XP Practice 14: Journaling

Journaling is a practice that we suggest adding to your XP toolkit. It is the other practice that we added to the standard 12.

Every day, you should spend about 15 minutes or so writing down what happened that day. This can be your thoughts, observations, or just general notes as to the day’s progress. The idea is to write about whatever is on your mind that day.

Journaling can be an effective tool for finding positive and negative patterns within the XP team. You can use this information as a lessons-learned type tool. Also, journaling can be a way to collect your thoughts so you can communicate more effectively. You might even find it humorous when you review your journal after the project is over.

By now, you should start to see that the practices are very interdependent. Figure 1-1 shows that interdependency. Removing one or more practices will have a negative impact on the remaining practices.

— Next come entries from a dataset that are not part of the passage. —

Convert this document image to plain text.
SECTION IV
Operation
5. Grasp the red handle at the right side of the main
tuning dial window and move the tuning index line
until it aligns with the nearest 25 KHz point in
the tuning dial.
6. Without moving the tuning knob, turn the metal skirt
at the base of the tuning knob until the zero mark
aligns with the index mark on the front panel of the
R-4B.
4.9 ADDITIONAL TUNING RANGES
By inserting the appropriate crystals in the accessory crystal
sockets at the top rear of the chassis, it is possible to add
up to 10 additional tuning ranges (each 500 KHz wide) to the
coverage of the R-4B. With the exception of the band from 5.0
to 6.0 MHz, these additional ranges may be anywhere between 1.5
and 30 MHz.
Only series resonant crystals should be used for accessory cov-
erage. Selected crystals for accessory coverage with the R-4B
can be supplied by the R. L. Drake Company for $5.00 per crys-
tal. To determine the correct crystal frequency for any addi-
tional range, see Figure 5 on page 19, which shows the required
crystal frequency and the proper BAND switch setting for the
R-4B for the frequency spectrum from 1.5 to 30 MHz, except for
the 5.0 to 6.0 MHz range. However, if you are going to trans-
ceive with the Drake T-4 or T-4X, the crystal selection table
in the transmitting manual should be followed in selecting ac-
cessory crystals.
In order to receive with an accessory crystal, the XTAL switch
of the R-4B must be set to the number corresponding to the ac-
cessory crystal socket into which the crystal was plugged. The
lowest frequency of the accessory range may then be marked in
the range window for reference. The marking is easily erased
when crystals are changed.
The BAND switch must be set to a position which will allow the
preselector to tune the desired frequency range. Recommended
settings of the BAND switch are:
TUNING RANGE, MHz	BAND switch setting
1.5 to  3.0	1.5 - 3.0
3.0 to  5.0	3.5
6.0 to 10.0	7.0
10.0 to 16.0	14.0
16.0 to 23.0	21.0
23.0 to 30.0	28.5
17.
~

For example, if you choose not to practice test-first development, you will impact collective code ownership because the developers will not have the confidence that the tests would have given them when they change code.



Figure 1-1. The XP practices are interdependent.


The bottom line is that all of these XP practices are good. These are practices that all developers start out wanting to exercise, but because of project deadlines and unforeseen circumstances, they are dropped in favor of completing promised system functionality.

XP believes that these practices are too valuable to let slide, regardless of the promised functionality.